I am to find the vertical and horizontal asymptotes of this given function:
$$f(x) = \frac{e^x(x + 1)}{e^{2x}(x^2 – 1)}$$
To find the vertical asymptote,I think I equate the bottom line to zero and whatever my $x$ gives is the vertical asymptote?
But I don't know how to solve $e^{2x}(x^2-1) = 0$. Is it going to be $x = +1,-1$? Hence, the vertical asymptotes are $1$ and $-1$.
To find horizontal asymptotes, I think I should find the limit as $x \to \infty$ and $x \to -\infty$.
I don't know how to go about this.
Can someone please help?
Best Answer
You can just calculate the value of $y$ at $x\to-\infty \;\text{and} \; x \to\infty$ $$\lim_{x\to-\infty}\frac{e^x(x+1)}{e^{2x}(x^2-1)}=-\infty$$ $$\lim_{x\to\infty}\frac{e^x(x+1)}{e^{2x}(x^2-1)}=0$$
As limit exists for $x\to\infty$, $$y=0$$ is the horizontal asymptote.

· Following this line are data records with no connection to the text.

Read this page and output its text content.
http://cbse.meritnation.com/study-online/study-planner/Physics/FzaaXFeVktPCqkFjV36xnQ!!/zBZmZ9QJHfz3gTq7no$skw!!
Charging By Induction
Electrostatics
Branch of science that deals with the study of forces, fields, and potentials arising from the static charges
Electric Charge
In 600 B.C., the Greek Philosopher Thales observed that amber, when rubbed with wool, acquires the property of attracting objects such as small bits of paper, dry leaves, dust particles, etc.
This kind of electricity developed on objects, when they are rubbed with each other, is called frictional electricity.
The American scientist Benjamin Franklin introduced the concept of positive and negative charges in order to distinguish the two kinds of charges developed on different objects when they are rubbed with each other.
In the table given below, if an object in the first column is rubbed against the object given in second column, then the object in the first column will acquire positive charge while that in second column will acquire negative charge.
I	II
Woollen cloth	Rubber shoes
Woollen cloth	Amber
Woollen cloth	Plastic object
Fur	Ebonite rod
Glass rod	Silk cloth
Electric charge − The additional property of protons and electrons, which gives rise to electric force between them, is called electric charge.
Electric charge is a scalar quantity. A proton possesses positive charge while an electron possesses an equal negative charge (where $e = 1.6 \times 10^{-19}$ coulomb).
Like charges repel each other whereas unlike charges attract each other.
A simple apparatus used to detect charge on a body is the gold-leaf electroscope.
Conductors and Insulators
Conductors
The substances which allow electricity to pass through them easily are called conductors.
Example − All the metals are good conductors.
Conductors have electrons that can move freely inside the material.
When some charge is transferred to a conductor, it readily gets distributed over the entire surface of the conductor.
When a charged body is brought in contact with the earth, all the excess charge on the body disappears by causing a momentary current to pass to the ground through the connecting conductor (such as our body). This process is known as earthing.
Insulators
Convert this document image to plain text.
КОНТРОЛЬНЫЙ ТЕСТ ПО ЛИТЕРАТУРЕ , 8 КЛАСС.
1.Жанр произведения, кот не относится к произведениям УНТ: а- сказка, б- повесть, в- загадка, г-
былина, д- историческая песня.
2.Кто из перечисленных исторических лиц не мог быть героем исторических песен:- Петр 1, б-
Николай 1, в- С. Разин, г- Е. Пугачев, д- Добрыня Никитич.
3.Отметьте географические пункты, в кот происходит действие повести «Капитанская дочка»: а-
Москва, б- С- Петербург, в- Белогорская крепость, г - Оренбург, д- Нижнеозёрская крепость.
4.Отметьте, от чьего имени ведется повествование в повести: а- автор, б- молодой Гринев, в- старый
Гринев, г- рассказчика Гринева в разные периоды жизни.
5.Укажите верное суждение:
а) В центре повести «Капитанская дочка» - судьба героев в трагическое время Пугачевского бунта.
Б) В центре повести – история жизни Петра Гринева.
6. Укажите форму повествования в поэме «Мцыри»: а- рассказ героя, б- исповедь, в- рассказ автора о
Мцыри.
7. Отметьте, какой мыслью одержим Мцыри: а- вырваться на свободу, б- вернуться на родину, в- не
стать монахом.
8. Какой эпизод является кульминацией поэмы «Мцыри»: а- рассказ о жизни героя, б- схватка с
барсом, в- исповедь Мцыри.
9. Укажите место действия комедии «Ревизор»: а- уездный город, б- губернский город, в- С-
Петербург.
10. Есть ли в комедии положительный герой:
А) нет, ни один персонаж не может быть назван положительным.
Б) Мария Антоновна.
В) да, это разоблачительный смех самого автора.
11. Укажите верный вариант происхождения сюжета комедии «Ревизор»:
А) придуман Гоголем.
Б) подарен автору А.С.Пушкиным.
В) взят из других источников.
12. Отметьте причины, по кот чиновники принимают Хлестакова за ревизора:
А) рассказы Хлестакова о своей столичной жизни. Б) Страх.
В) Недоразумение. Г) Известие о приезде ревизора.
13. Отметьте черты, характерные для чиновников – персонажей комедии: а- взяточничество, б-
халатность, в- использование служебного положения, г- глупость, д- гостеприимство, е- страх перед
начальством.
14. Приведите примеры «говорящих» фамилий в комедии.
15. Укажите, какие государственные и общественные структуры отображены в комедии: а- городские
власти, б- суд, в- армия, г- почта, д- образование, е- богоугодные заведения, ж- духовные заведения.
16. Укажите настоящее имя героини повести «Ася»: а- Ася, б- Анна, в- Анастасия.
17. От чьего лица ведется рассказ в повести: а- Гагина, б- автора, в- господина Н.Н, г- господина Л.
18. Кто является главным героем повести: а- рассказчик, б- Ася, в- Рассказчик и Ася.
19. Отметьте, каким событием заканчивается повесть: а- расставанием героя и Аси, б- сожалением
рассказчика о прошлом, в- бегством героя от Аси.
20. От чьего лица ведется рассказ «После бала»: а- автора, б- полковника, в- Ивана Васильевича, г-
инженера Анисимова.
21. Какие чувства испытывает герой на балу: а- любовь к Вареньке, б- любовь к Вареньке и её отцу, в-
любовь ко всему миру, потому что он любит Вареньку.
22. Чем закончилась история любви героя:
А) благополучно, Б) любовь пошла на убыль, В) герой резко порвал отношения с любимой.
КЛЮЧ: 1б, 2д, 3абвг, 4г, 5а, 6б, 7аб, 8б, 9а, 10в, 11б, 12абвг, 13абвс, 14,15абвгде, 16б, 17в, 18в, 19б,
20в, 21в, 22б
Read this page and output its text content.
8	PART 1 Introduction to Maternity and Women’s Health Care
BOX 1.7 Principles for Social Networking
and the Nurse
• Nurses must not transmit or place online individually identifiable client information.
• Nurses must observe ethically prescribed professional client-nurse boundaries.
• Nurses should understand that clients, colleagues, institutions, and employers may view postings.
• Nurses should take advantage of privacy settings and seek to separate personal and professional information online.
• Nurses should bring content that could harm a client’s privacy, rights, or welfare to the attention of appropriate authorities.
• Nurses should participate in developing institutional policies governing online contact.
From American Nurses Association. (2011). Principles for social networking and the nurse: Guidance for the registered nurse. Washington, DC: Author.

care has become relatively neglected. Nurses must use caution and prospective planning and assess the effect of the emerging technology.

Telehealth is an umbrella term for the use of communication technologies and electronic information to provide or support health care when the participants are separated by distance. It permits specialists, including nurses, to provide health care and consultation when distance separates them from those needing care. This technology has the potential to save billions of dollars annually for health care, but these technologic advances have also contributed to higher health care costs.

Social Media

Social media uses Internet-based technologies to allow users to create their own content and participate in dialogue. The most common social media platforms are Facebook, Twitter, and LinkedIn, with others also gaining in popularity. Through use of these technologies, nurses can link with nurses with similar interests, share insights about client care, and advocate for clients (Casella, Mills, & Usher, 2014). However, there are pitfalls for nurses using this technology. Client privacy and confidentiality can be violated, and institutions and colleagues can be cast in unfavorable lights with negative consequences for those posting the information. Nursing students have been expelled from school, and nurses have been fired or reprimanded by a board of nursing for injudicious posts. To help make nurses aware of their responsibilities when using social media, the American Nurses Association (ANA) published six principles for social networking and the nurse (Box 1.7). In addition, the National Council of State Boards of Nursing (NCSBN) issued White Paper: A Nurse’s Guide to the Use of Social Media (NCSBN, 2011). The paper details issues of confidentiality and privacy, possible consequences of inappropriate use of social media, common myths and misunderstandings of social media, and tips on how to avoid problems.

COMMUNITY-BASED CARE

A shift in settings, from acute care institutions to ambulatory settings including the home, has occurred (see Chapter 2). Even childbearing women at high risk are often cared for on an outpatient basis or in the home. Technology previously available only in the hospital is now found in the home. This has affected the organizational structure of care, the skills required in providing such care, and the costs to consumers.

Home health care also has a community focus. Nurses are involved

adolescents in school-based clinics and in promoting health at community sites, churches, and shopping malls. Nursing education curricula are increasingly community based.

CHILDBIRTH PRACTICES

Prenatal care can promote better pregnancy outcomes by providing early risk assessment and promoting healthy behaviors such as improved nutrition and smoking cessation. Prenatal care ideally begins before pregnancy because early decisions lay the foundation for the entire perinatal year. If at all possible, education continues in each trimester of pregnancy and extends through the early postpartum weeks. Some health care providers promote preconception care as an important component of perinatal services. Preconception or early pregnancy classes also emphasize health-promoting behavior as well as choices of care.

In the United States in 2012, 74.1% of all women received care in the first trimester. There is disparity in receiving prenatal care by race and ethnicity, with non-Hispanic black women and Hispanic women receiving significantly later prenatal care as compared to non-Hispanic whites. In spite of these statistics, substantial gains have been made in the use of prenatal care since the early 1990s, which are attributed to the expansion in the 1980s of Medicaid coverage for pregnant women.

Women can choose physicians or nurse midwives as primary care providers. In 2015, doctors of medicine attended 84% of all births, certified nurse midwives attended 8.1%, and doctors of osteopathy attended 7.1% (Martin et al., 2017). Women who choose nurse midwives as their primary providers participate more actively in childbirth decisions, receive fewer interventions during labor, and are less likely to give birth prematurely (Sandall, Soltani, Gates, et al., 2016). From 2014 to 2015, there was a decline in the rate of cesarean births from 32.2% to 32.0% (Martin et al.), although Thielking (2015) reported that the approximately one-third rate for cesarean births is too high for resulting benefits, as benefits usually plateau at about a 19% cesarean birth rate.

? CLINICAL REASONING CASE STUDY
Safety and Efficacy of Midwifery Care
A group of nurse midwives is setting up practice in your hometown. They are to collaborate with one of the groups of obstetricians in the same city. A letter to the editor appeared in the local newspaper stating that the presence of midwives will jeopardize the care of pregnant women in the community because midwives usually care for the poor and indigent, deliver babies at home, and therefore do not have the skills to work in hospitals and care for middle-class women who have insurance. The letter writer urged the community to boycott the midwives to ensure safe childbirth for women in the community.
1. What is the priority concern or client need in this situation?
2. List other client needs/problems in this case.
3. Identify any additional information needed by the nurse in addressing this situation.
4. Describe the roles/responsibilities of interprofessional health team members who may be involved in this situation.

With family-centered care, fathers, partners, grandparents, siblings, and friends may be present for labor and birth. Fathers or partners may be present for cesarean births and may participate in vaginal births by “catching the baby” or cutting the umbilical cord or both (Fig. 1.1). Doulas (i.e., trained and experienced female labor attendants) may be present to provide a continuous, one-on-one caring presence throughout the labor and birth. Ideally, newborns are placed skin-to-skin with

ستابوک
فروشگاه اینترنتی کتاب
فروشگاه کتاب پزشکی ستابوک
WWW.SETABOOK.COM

For vertical asymptote, you must find values of $x$ for which $y\to\infty$.
$$y=f(x)=\frac{e^x(x+1)}{e^{2x}(x^2-1)}$$
As denominator goes to $0$ for $x=\pm1$, we will check limit of $y$ at these values.
$$\lim_{x\to-1}\frac{e^x(x+1)}{e^{2x}(x^2-1)}=-\frac{e}{2}$$ $$\lim_{x\to1}\frac{e^x(x+1)}{e^{2x}(x^2-1)}=\infty$$
Since $y \to\infty$ for $x=1$, $$x=1$$ is the vertical asymptote.
$x=-1$, is not the vertical asymptote as limit of $y$ is defined at this value.